“We live in a wonderful world that is full of beauty, charm and adventure. There is no end to the adventures we can have if only we seek them with our eyes open.” – Jawaharial Nehru
On my upcoming sojourn in the archipelago I will be travelling to the eastern islands starting from Bali and then island-hopping eastwards to the far eastern island of Flores. Quite a while back I did this trip and was immensely impressed with the individual island’s culture and its peoples. Of course I can expect some changes to have occurred, like the losmens I stayed in last time might not be there, the warungs where I enjoyed the tastes of the local delicacies could have closed down or the friends that I made, moved on to better things. Most of the eastern islands are relatively poor compared to those of the larger islands and that of the mass tourism island of Bali. Subsequently, any though of western comforts are soon dismissed and should be before you venture out on a journey like this. It’s not a journey your regular tourist to Indonesia does.
Travelling with an open-mind is the first and main requisite one should have as well as a willingness to interact with the locals as much as possible. Gone will be the air-conditioned vehicles so used to in places like Java and Sumatra and my plan is to utilise the public transport system as much as possible. Although in the beginning I will be flying from Bali to Ampenan Airport in Lombok, much preferring that mode of transport as compared to the high-speed boats that are on offer, it is from Lombok the adventure begins. Some of you might think that this is a ‘walk in the park’, but you haven’t travelled with me. Quite a few years back I took a couple of friends, who attested they were extremely adventurous, to the interior of Kalimantan and needless to say, I have never seen them again since their return to Australia.. Perhaps I was a little too adventurous!. Anyway, back to my upcoming sojourn. Of course I could fly between the islands but what fun is that. You can’t experience or see very much by doing this from up in the air.
The eastern islands, for some unknown reason, do not attract the regular tourist as the other islands do and in fact the majority of westerners are travellers – those slinging a backpack seeking out new ventures and wonders – those folk who enjoy scuba diving, surfing, and of course those people who have a desire to explore. I myself embrace all the aforementioned apart from surfing as the days of me screaming through tubes died a slow lamented death in my youth. Staying overnight in Mataram, Lombok is the wise path to take and the following morning board one of the many through buses that travel to the far east of the island and the harbour of Labuhan Kayangan. Boarding one of the ferries that take around 90 minutes over to the island of Sumbawa and the port of Labuhan Tano is spectacular and can be un-easing in rough weather. These ferries are relatively safe even though first appearances can be a tad off-putting as their rusty hulls make no confidence in ocean travel a comfortable thought. If it is a stormy day then I will be sitting put until the better weather arrives mainly because I do not have a desire to dance on the water to avoid sharks!. I could continue on to Sumbawa Besar but once in Labuhan Tano finding a place to stay overnight would be the way to go, for me anyway, not for the feint-hearted. Then it will be a matter of catching one of the through buses direct to Sumbawa Besar, the capital of West Sumbawa. There is a variety of places to stay with prices to match the quality, so finding good digs for the a few days will be imperative. Then it will be a matter of hiring a motorbike and exploring the area and its antiquities.

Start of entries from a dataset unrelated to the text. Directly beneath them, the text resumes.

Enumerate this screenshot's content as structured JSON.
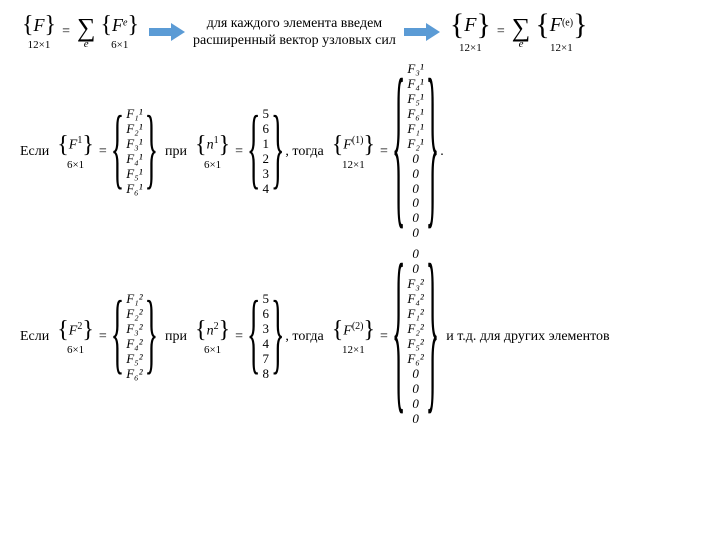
{
  "background_color": "#ffffff",
  "text_color": "#000000",
  "arrow_color": "#5b9bd5",
  "top": {
    "lhs_label": "{F}",
    "lhs_dim": "12×1",
    "eq": "=",
    "sigma_sub": "e",
    "rhs_label": "{F e}",
    "rhs_sup": "e",
    "rhs_dim": "6×1",
    "caption_line1": "для каждого элемента введем",
    "caption_line2": "расширенный вектор узловых сил",
    "far_lhs_label": "{F}",
    "far_lhs_dim": "12×1",
    "far_rhs_sup": "(e)",
    "far_rhs_dim": "12×1"
  },
  "ex1": {
    "prefix": "Если",
    "F_label": "F 1",
    "F_dim": "6×1",
    "F_entries": [
      "F₁¹",
      "F₂¹",
      "F₃¹",
      "F₄¹",
      "F₅¹",
      "F₆¹"
    ],
    "mid": "при",
    "n_label": "n¹",
    "n_dim": "6×1",
    "n_entries": [
      "5",
      "6",
      "1",
      "2",
      "3",
      "4"
    ],
    "then": ", тогда",
    "R_label": "F (1)",
    "R_dim": "12×1",
    "R_entries": [
      "F₃¹",
      "F₄¹",
      "F₅¹",
      "F₆¹",
      "F₁¹",
      "F₂¹",
      "0",
      "0",
      "0",
      "0",
      "0",
      "0"
    ],
    "tail": "."
  },
  "ex2": {
    "prefix": "Если",
    "F_label": "F 2",
    "F_dim": "6×1",
    "F_entries": [
      "F₁²",
      "F₂²",
      "F₃²",
      "F₄²",
      "F₅²",
      "F₆²"
    ],
    "mid": "при",
    "n_label": "n²",
    "n_dim": "6×1",
    "n_entries": [
      "5",
      "6",
      "3",
      "4",
      "7",
      "8"
    ],
    "then": ", тогда",
    "R_label": "F (2)",
    "R_dim": "12×1",
    "R_entries": [
      "0",
      "0",
      "F₃²",
      "F₄²",
      "F₁²",
      "F₂²",
      "F₅²",
      "F₆²",
      "0",
      "0",
      "0",
      "0"
    ],
    "tail": "и т.д. для других элементов"
  },
  "style": {
    "font_family": "Times New Roman",
    "base_fontsize_pt": 14,
    "small_fontsize_pt": 11,
    "brace6_scaleY": 3.2,
    "brace12_scaleY": 6.5
  }
}
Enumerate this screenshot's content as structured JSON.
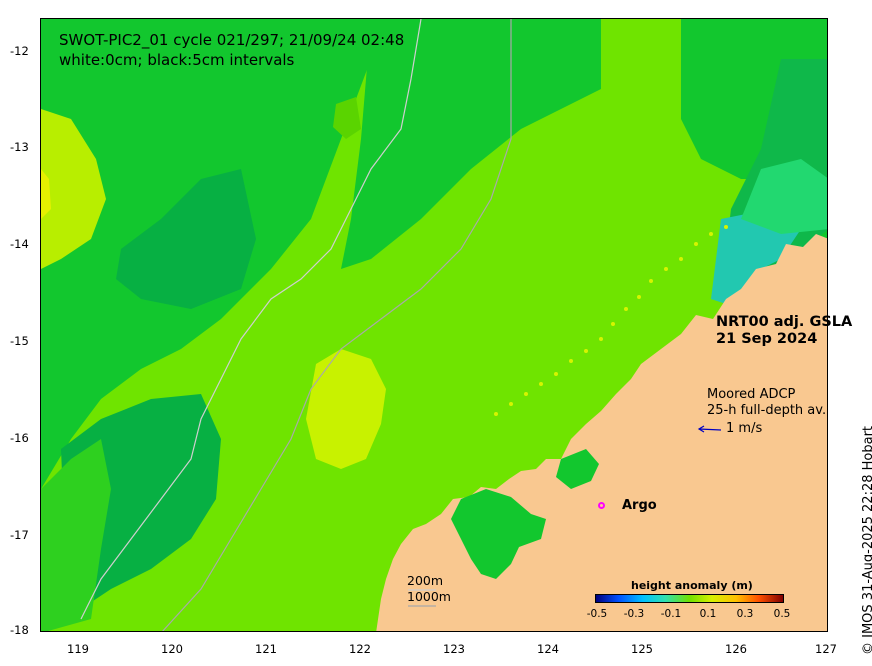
{
  "map": {
    "title": "SWOT-PIC2_01 cycle 021/297; 21/09/24 02:48",
    "subtitle": "white:0cm; black:5cm intervals",
    "product": "NRT00 adj. GSLA",
    "date": "21 Sep 2024",
    "adcp_title": "Moored ADCP",
    "adcp_subtitle": "25-h full-depth av.",
    "adcp_scale": "1 m/s",
    "argo_label": "Argo",
    "isobath_200": "200m",
    "isobath_1000": "1000m",
    "credit": "© IMOS 31-Aug-2025 22:28 Hobart",
    "x_ticks": [
      "119",
      "120",
      "121",
      "122",
      "123",
      "124",
      "125",
      "126",
      "127"
    ],
    "y_ticks": [
      "-12",
      "-13",
      "-14",
      "-15",
      "-16",
      "-17",
      "-18"
    ],
    "colors": {
      "land": "#f9c890",
      "ocean_base": "#6fe400",
      "argo": "#ff00ff",
      "adcp_arrow": "#0000c0"
    }
  },
  "colorbar": {
    "title": "height anomaly (m)",
    "ticks": [
      "-0.5",
      "-0.3",
      "-0.1",
      "0.1",
      "0.3",
      "0.5"
    ],
    "range": [
      -0.5,
      0.5
    ]
  }
}
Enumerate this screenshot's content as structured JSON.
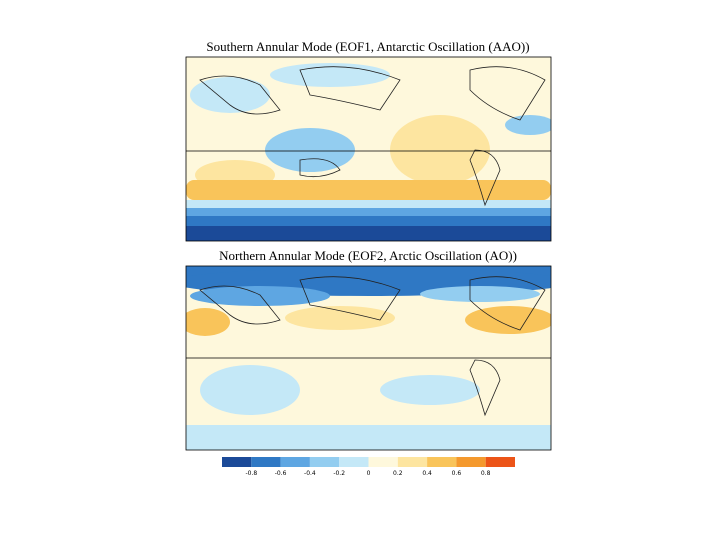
{
  "panels": [
    {
      "title": "Southern Annular Mode (EOF1, Antarctic Oscillation (AAO))"
    },
    {
      "title": "Northern Annular Mode (EOF2, Arctic Oscillation (AO))"
    }
  ],
  "colorbar": {
    "colors": [
      "#1b4a98",
      "#2f78c4",
      "#5ea6e2",
      "#93cdf0",
      "#c4e8f7",
      "#fef8dc",
      "#fde5a0",
      "#f9c45a",
      "#f4992e",
      "#ec5418"
    ],
    "ticks": [
      -0.8,
      -0.6,
      -0.4,
      -0.2,
      0,
      0.2,
      0.4,
      0.6,
      0.8
    ]
  }
}
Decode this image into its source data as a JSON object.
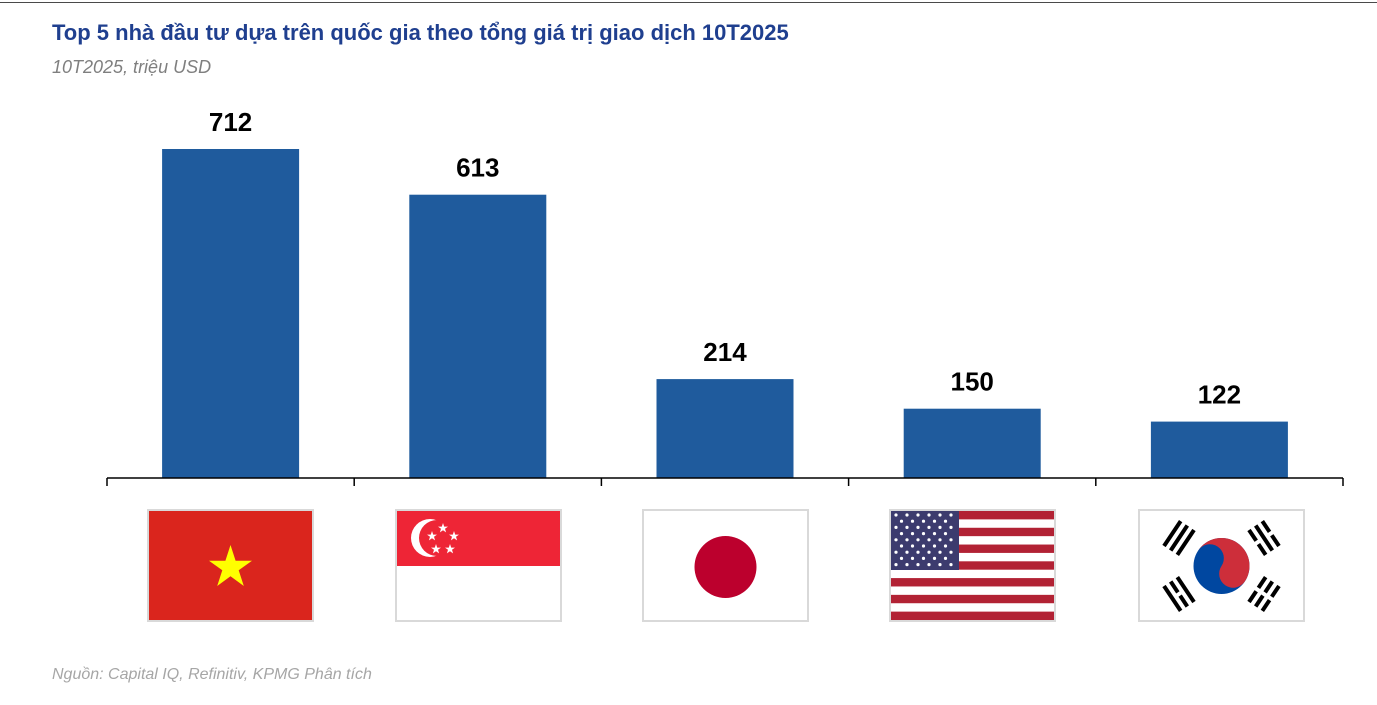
{
  "chart_data": {
    "type": "bar",
    "title": "Top 5 nhà đầu tư dựa trên quốc gia theo tổng giá trị giao dịch 10T2025",
    "subtitle": "10T2025, triệu USD",
    "categories": [
      "vietnam-flag",
      "singapore-flag",
      "japan-flag",
      "usa-flag",
      "south-korea-flag"
    ],
    "values": [
      712,
      613,
      214,
      150,
      122
    ],
    "data_labels": [
      "712",
      "613",
      "214",
      "150",
      "122"
    ],
    "ylim": [
      0,
      712
    ],
    "grid": false,
    "legend": "none"
  },
  "source": "Nguồn: Capital IQ, Refinitiv, KPMG Phân tích",
  "colors": {
    "bar": "#1f5b9d",
    "title": "#1f3f8f",
    "subtitle": "#7f7f7f",
    "source": "#a6a6a6",
    "axis": "#000000",
    "flag_red": "#da251d",
    "flag_yellow": "#ffff00",
    "sg_red": "#ee2536",
    "jp_red": "#bc002d",
    "us_red": "#b22234",
    "us_blue": "#3c3b6e",
    "kr_red": "#cd2e3a",
    "kr_blue": "#0047a0"
  }
}
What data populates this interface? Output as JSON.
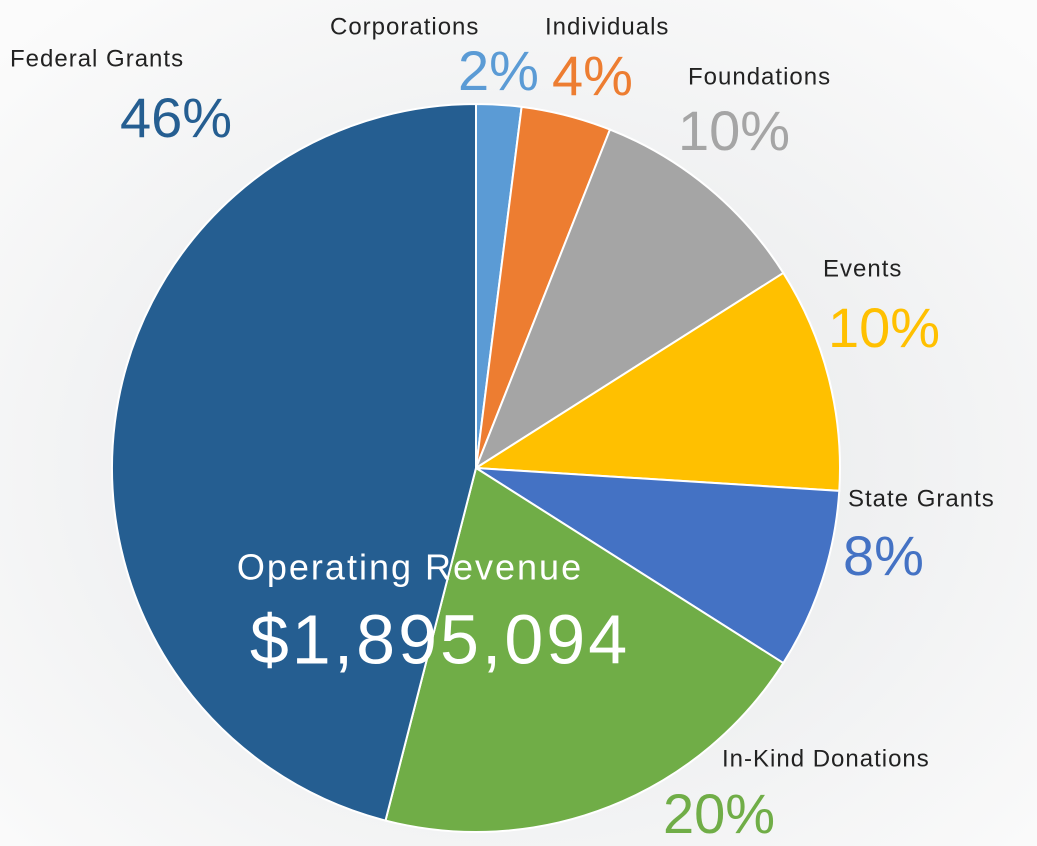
{
  "chart_data": {
    "type": "pie",
    "categories": [
      "Corporations",
      "Individuals",
      "Foundations",
      "Events",
      "State Grants",
      "In-Kind Donations",
      "Federal Grants"
    ],
    "values": [
      2,
      4,
      10,
      10,
      8,
      20,
      46
    ],
    "value_labels": [
      "2%",
      "4%",
      "10%",
      "10%",
      "8%",
      "20%",
      "46%"
    ],
    "colors": [
      "#5b9bd5",
      "#ed7d31",
      "#a5a5a5",
      "#ffc000",
      "#4472c4",
      "#70ad47",
      "#255e91"
    ],
    "annotations": [
      "Operating Revenue",
      "$1,895,094"
    ]
  }
}
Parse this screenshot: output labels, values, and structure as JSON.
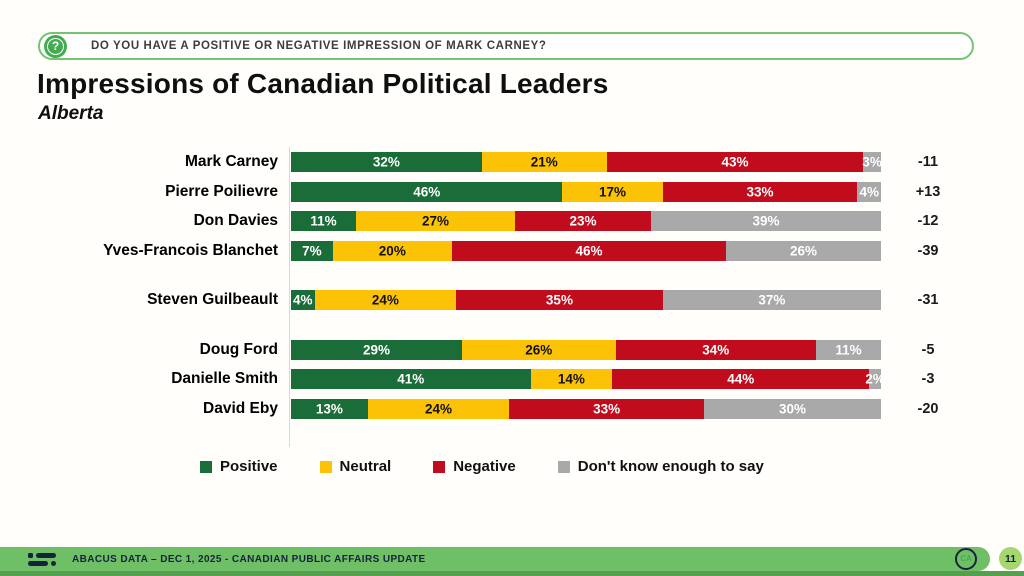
{
  "banner": {
    "question": "DO YOU HAVE A POSITIVE OR NEGATIVE IMPRESSION OF MARK CARNEY?"
  },
  "header": {
    "title": "Impressions of Canadian Political Leaders",
    "subtitle": "Alberta"
  },
  "chart_data": {
    "type": "bar",
    "orientation": "horizontal",
    "stacked": true,
    "value_suffix": "%",
    "categories": [
      "Mark Carney",
      "Pierre Poilievre",
      "Don Davies",
      "Yves-Francois Blanchet",
      "Steven Guilbeault",
      "Doug Ford",
      "Danielle Smith",
      "David Eby"
    ],
    "series": [
      {
        "name": "Positive",
        "color": "#1a6c39",
        "text_color": "#ffffff",
        "values": [
          32,
          46,
          11,
          7,
          4,
          29,
          41,
          13
        ]
      },
      {
        "name": "Neutral",
        "color": "#fcc306",
        "text_color": "#111111",
        "values": [
          21,
          17,
          27,
          20,
          24,
          26,
          14,
          24
        ]
      },
      {
        "name": "Negative",
        "color": "#c00c1c",
        "text_color": "#ffffff",
        "values": [
          43,
          33,
          23,
          46,
          35,
          34,
          44,
          33
        ]
      },
      {
        "name": "Don't know enough to say",
        "color": "#a9a9a9",
        "text_color": "#ffffff",
        "values": [
          3,
          4,
          39,
          26,
          37,
          11,
          2,
          30
        ]
      }
    ],
    "net_scores": [
      "-11",
      "+13",
      "-12",
      "-39",
      "-31",
      "-5",
      "-3",
      "-20"
    ],
    "group_gaps_before": [
      4,
      5
    ],
    "legend_position": "bottom",
    "xlim": [
      0,
      100
    ],
    "grid": false
  },
  "legend": {
    "items": [
      {
        "label": "Positive",
        "color": "#1a6c39"
      },
      {
        "label": "Neutral",
        "color": "#fcc306"
      },
      {
        "label": "Negative",
        "color": "#c00c1c"
      },
      {
        "label": "Don't know enough to say",
        "color": "#a9a9a9"
      }
    ]
  },
  "footer": {
    "source_text": "ABACUS DATA  – DEC 1, 2025 - CANADIAN PUBLIC AFFAIRS UPDATE",
    "badge": "CA",
    "page_number": "11"
  }
}
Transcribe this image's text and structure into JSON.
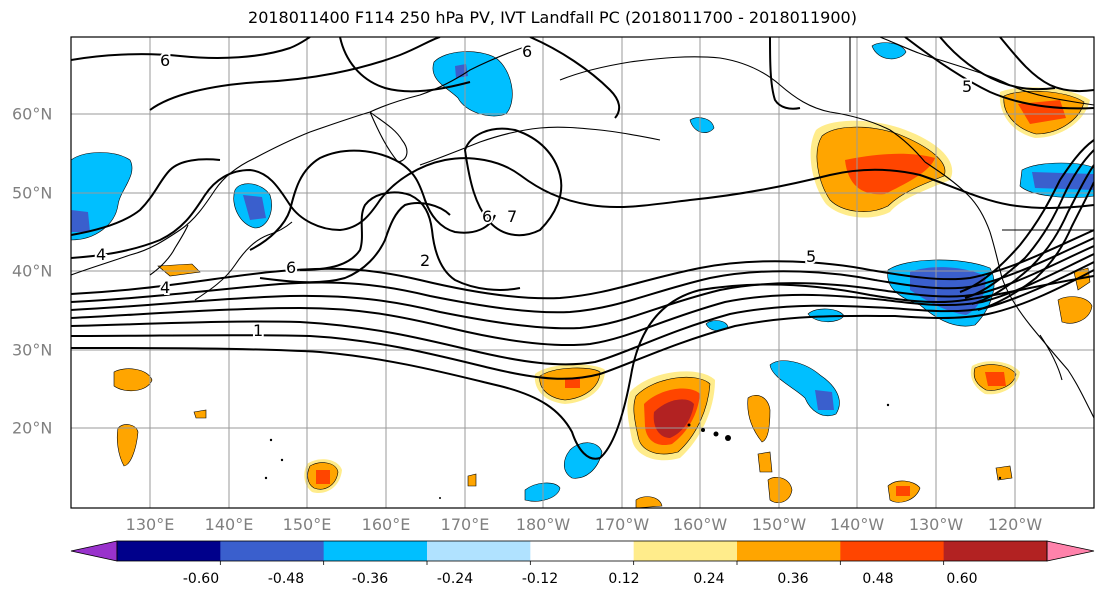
{
  "title": "2018011400 F114 250 hPa PV, IVT Landfall PC (2018011700 - 2018011900)",
  "lon_labels": [
    "130°E",
    "140°E",
    "150°E",
    "160°E",
    "170°E",
    "180°W",
    "170°W",
    "160°W",
    "150°W",
    "140°W",
    "130°W",
    "120°W"
  ],
  "lat_labels": [
    "60°N",
    "50°N",
    "40°N",
    "30°N",
    "20°N"
  ],
  "colorbar": {
    "ticks": [
      "-0.60",
      "-0.48",
      "-0.36",
      "-0.24",
      "-0.12",
      "0.12",
      "0.24",
      "0.36",
      "0.48",
      "0.60"
    ],
    "colors": [
      "#9932cc",
      "#00008b",
      "#3a5fcd",
      "#00bfff",
      "#b0e2ff",
      "#ffffff",
      "#ffec8b",
      "#ffa500",
      "#ff4500",
      "#b22222",
      "#ff82ab"
    ]
  },
  "contour_labels": [
    "6",
    "6",
    "5",
    "4",
    "4",
    "1",
    "6",
    "2",
    "6",
    "7",
    "5"
  ],
  "fill_colors": {
    "neg_weak": "#00bfff",
    "neg_mid": "#3a5fcd",
    "neg_light": "#b0e2ff",
    "pos_light": "#ffec8b",
    "pos_weak": "#ffa500",
    "pos_mid": "#ff4500",
    "pos_strong": "#b22222"
  }
}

After a few days exploration it is then onto Dompu and Bima in the east of the island along the quite reasonably surfaced Dompu – Bima Highway. How long I will spend in both these places will depend on many factors mainly because I will want to get over to Komodo Island from the harbour at Sape. The ferry ride between these islands takes around eight hours and not a nice run if the weather is bad and seas rough. So it will be a matter of picking the right day. I could go straight to Labuhanbajo in Flores from Sape. Isn’t it nice to have a choice!. Ideally, a stay overnight on Komodo Island would be the way to go but it’s all a matter of time. The neighbouring island of Rinca is definitely on the list of places to visit but it would be a short stay as my main goal is Flores. The place on Flores I want to re-visit the most is Ende mainly for its culture and surrounding spectacular scenery. I tossed the idea around in my head for weeks as to what to do as far as transport and accommodation on the island of Flores is concerned but eventually came up with the idea of staying a few nights at Labuhanbajo and enjoying the great diving there and the beautiful beaches.
After that, it will be a matter of hiring a motorbike and taking a slow ride across Flores to Ende. My aim is to stay in Ende for at least a week before heading back to Sumbawa by ferry and then boarding a flight to Lombok for a bit of rest and relaxation. As if!. I will be too busy exploring the island of Lombok on a motorbike. This is going to be a magical journey.